COE warns Malta to improve AML controls

16 September 2019

The Council of Europe (COE) has called on authorities in Malta to enhance their measures to combat money laundering and the financing of terrorism, after a new report highlighted a number of failings in the country’s current system.

Published by the COE’s Committee of Experts on the Evaluation of Anti-Money Laundering Measures and the Financing of Terrorism, known as Moneyval, the report highlighted a lack of understanding or analysis on a number of key areas.

In particular, Moneyval noted, money laundering was largely investigated in tandem with other, linked offences. It said that the level of investigations and prosecutions were not in line with the country's risk level, and high-level and complex money laundering cases, related to financial, bribery and corruption offences, were not being effectively pursued due to limited human or financial resources

Fundamental improvements to the mechanisms for confiscating the proceeds of crime from money laundering and linked offences were also necessary, Moneyval added.

For the financing of terrorism, Moneyval said while Malta has a sound legal framework for such cases, only few investigations have been conducted so far and none have resulted in any prosecutions or convictions. It noted that while Malta has made progress in this area, as with money laundering, its activity level did not match the country’s level of exposure to possible terrorism financing risks. As such, it recommended that authorities could co-ordinate their activities with the implementation of targeted financial sanctions’ regimes to more effectively combat the risk of terrorist financing.
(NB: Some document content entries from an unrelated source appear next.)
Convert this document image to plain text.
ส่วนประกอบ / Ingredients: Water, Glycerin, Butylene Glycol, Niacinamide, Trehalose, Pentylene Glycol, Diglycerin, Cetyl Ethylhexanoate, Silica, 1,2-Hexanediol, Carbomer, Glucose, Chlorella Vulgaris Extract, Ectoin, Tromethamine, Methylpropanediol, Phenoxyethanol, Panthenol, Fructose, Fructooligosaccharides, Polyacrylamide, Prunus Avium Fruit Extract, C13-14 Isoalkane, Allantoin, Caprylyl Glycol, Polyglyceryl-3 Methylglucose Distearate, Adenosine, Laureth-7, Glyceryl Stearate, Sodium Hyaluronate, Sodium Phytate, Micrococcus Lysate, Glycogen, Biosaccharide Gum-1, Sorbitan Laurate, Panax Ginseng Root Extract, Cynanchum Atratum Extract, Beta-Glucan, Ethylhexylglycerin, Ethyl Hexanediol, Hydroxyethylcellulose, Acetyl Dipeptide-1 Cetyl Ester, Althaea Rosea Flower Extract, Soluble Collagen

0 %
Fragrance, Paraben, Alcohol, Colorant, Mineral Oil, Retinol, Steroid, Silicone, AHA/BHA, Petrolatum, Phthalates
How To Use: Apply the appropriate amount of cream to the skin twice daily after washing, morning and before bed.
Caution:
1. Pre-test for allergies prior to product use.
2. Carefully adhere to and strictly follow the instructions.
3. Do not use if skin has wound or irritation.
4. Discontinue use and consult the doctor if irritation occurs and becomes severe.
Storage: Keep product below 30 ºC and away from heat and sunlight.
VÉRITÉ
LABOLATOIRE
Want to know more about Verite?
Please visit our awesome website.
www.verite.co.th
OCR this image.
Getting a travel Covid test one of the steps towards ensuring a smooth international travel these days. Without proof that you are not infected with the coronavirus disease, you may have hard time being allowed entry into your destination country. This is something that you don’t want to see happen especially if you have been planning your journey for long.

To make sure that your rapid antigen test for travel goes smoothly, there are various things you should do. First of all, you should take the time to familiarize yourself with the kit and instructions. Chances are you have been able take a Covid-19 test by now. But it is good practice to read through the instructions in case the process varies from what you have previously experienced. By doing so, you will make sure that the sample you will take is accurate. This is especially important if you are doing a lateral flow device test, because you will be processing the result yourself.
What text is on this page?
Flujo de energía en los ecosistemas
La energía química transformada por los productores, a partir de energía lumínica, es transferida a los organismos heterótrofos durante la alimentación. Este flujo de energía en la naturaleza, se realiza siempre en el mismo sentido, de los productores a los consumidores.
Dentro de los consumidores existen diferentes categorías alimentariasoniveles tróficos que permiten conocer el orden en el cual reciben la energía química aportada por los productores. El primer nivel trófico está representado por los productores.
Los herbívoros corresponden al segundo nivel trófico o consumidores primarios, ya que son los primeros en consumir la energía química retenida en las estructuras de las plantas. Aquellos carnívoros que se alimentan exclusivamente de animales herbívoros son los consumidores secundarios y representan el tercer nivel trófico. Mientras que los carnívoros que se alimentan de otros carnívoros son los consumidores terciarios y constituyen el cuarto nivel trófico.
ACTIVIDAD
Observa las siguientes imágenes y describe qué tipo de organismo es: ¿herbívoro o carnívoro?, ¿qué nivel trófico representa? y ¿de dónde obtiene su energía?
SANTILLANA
Risk-based controls were also found wanting. While the banking and gambling sectors were said to have a good understanding of risk and preventative measures, Moneyval raised concerns about low levels of suspicious transactions reporting in other industries in Malta. Furthermore, it added, punishment for non-compliance with the AML controls was not viewed as effective enough to deter criminals.

“Moneyval noted that supervisory authorities do not have adequate resources to conduct risk-based supervision, for the size, complexity and risk profile of the country’s private sector,” it explained. “Sanctions for non-compliance with anti-money laundering and countering the financing of terrorism requirements are not considered effective, proportionate and dissuasive.”

The report also said Malta failed to provide sufficient insight into how legal persons and legal arrangements could be exploited for money laundering and terrorist financing. Again, the punishments for non-compliance were not seen as effective or proportionate.

However, MoneyvalL did say that Malta has a comprehensive framework for international co-operation, which enables its authorities to provide assistance to other countries.

Malta will now be tasked with addressing the issues flagged in the Moneyval report, and has been invited to report back on any progress made in December 2020.